This article was first published in www.news18.com on August 21, 2017; Authors- Nupur Pavan Bang and Kavil Ramachandran
Founder shareholders have the right to question the CEO if the performance is not up to the mark. But they must realize their special status as the “founders” and choose the forum wisely.
Unceremonious exits of Cyrus Mistry and Vishal Sikka have sparked the debate on whether it is difficult for the professional CEOs of firms with ‘legacy’ to perform and work.
There are ample examples against it: AM Naik to SN Subrahmanyan at L&T, YC Deveshwar to Sanjiv Puri at ITC, KV Kamath to Chanda Kochhar at ICICI Bank and S Ramadorai to N Chandrasekaran at Tata Consultancy Services are just a few examples of CEOs who served/are serving companies with ‘legacy’ with aplomb. It cannot be generalized. Even in mid-sized firms like Jyothy Laboratories, professionals like Ullas Kamath have made their own identity aside from the founder M P Ramachandran.
The CEO is usually appointed after a lot of due diligence and search. Compatibility of the CEO with the values and culture of the company is an important aspect. So is the ability to take the organization to the next level. There may be many decisions that need different approach than what were taken earlier. In pursuit of long-term performance and transformation of the company there may be a path that was not trodden by the predecessor that is needed to be taken now. Different does not mean wrong. To question the decision of the CEO at each step and not allowing him to work without a sword hanging on his head is unfair and undermines the very selection process.
Passing the baton
Promoters of family businesses often find it difficult to pass on the baton to their successors, especially if the successor happens to be a non-family professional. As a result, transition in leadership is one of the biggest challenges faced by family businesses. While finding the right successor is one part of the challenge, the preparedness of the founder to retire and letting go is the other part. Continuation of the legacy and respect for what has been achieved in the past is healthy. But continued need of the founder to feel acknowledged, useful and important is not.
Infosys was one of the first companies in the country to follow the highest standards in corporate Governance. They faltered in succession planning though. Founders took turns to become the CEO of the company irrespective of whether they were best suited for the job or not. Many good senior executives left Infosys due to meritocracy being overlooked in favour of founders. That was perhaps one of the reasons that when the last of the founder CEO, SD Shibulal, expressed his desire to retire, the Nominations and Governance Committee of Infosys could not find anyone within Infosys to lead the company.
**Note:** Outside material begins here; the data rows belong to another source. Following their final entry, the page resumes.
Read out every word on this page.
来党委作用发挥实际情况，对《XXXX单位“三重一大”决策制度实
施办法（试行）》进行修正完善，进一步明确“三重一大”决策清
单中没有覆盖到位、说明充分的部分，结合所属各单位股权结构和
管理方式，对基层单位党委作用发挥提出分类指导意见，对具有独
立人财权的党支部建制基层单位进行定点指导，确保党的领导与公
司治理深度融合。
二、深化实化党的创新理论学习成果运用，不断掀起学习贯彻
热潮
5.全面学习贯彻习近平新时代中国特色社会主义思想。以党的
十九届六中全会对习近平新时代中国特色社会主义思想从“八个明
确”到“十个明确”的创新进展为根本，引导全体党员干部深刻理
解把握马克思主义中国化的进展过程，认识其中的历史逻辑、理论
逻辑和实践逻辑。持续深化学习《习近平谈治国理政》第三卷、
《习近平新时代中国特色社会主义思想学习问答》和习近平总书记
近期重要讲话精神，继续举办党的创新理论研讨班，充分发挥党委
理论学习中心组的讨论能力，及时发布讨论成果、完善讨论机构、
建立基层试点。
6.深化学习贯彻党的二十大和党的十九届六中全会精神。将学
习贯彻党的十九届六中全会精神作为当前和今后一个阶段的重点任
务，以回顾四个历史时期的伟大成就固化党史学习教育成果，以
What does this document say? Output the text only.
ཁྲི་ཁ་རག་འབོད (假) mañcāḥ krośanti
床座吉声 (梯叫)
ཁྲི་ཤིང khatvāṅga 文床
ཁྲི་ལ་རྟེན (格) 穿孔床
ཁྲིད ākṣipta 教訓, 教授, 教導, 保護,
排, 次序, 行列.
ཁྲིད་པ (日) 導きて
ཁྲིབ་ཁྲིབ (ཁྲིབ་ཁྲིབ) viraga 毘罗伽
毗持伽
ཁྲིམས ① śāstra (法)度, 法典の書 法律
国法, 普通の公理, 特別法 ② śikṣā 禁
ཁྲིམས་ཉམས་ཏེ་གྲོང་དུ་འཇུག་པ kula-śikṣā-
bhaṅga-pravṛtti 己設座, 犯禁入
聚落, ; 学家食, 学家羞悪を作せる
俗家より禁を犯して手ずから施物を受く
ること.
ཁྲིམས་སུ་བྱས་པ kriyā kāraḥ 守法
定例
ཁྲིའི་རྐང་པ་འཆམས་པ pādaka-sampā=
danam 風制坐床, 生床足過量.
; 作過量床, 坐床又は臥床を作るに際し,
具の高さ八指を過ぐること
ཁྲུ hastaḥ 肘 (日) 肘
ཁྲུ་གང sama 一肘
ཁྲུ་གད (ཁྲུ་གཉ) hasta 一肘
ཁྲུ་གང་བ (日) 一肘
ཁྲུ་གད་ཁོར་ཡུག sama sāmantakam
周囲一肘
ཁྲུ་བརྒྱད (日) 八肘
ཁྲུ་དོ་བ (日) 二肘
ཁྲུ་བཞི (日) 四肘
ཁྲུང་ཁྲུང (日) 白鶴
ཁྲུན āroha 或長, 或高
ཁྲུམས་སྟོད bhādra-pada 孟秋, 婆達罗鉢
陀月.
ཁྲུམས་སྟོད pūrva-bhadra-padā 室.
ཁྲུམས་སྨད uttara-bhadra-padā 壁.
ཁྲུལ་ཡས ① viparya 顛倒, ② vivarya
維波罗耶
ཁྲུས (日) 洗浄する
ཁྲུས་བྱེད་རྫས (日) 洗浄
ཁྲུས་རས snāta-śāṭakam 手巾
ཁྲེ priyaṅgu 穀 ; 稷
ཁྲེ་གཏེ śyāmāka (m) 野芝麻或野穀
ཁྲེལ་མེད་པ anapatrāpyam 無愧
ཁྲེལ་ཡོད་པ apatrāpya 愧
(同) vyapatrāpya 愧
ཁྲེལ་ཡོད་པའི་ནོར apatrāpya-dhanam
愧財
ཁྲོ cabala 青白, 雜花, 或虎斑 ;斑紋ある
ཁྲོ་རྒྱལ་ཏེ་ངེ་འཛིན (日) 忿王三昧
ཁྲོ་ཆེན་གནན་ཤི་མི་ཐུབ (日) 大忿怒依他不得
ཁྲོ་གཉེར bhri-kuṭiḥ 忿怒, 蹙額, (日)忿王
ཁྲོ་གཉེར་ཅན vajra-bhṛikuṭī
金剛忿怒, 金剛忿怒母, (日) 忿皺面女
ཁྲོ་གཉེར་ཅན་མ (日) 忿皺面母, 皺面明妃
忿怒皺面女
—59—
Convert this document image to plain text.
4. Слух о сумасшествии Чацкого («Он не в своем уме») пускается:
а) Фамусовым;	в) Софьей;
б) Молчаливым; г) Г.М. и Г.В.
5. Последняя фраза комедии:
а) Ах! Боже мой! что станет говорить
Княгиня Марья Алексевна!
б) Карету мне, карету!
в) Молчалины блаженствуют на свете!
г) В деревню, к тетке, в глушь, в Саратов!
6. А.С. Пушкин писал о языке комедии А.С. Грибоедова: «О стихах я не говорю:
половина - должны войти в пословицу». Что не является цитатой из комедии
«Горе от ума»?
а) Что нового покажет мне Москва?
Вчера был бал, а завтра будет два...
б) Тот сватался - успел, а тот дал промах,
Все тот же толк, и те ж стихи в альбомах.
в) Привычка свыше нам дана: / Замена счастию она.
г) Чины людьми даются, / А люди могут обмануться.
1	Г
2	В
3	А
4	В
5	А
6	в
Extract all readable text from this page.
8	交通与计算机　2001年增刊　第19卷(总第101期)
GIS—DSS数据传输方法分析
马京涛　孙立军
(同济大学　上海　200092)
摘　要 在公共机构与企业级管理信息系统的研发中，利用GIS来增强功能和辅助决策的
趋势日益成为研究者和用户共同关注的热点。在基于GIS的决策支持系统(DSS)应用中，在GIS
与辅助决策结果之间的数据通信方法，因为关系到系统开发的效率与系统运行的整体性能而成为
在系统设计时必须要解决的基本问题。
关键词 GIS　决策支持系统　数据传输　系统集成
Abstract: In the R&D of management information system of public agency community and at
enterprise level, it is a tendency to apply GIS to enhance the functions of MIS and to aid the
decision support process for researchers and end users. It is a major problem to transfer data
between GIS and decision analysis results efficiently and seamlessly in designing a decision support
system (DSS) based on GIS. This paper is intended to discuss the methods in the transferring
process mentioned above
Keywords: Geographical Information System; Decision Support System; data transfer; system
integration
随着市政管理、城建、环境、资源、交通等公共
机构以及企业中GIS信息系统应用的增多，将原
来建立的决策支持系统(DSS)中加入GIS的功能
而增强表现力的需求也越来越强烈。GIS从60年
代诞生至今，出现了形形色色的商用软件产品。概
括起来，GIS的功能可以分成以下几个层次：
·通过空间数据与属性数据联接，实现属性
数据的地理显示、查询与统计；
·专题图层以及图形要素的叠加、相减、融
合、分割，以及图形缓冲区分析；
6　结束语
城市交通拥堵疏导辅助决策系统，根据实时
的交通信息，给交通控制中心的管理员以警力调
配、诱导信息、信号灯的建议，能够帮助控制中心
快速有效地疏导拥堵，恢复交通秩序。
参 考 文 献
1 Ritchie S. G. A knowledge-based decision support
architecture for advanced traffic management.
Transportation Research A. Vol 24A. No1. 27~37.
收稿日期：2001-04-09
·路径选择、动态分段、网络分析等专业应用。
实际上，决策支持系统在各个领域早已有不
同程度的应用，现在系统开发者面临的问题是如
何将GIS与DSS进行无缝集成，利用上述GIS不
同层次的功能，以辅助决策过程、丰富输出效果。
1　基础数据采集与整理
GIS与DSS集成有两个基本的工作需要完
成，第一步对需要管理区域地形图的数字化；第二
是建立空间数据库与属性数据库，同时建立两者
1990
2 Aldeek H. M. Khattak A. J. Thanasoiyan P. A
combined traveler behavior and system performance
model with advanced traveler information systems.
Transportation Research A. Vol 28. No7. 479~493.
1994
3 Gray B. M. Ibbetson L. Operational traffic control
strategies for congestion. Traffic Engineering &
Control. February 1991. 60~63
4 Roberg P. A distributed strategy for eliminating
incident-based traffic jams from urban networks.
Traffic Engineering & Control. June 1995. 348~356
Even if it is assumed that Mr. Murthy has valid concerns about the governance standards at Infosys stooping after the founders stepped down voluntarily in 2014, even if it is assumed that the current board at Infosys is not upholding the core values of governance and transparency set by the founders, what cannot be denied is that the founders did not nurture a successor while at the helm of affairs. The entire Infosys and Tata saga points to the importance of succession in organizations and that the incumbent CEO or the founder do not spend enough time to tackle the issue.
I, me, myself
One of the most important life lessons that the founders and the CEOs should learn is to let go of ‘I, me, myself’ syndrome. The moment one starts taking credit for everything they start alienating people. That is perhaps what is happening with Murthy as well. In his latest letter to the media as well, there are numerous references to how things were great when the founders were at the helm of affairs. While many of his concerns may have merit, the tone of the letter alienates him from the readers and generates sympathy for Sikka.
The founder shareholders have the right to question the CEO if the performance is not up to the mark. But they must realize their special status as the “founders” and choose the forum wisely. Else it becomes a case of ‘trial by media’ for the CEO and as Sikka said in his resignation letter to the Infosys board, “This continuous drumbeat of distractions and negativity over the last several months/quarters, inhibits our ability to make positive change and stay focused on value creation”.
Non-founder shareholders with significant shareholdings
Deutsche Bank Trust Company Americas and the LIC of India are the largest shareholders in Infosys as individual entities. Qualified Foreign Investor together hold about 38 percent shares, Insurance companies hold 12 percent and Mutual Funds hold more than 8 percent shares. Institutions collectively own about 59 percent shares. Assuming that most of these institutions have invested for the long-term, they are expected to have an in-depth knowledge of the company and seek clarifications from the board from time to time. It is difficult to believe that these institutions would blindly continue to be invested if there were governance lapses at the company.
In conclusion, the problem is not with companies with “legacy”. The problem is with people with an extended sense of “legacy”. When people start to consider that the company is an extension of their own identity and refuse to let go even after they decide to bring in a professional CEO, difficult situations arise.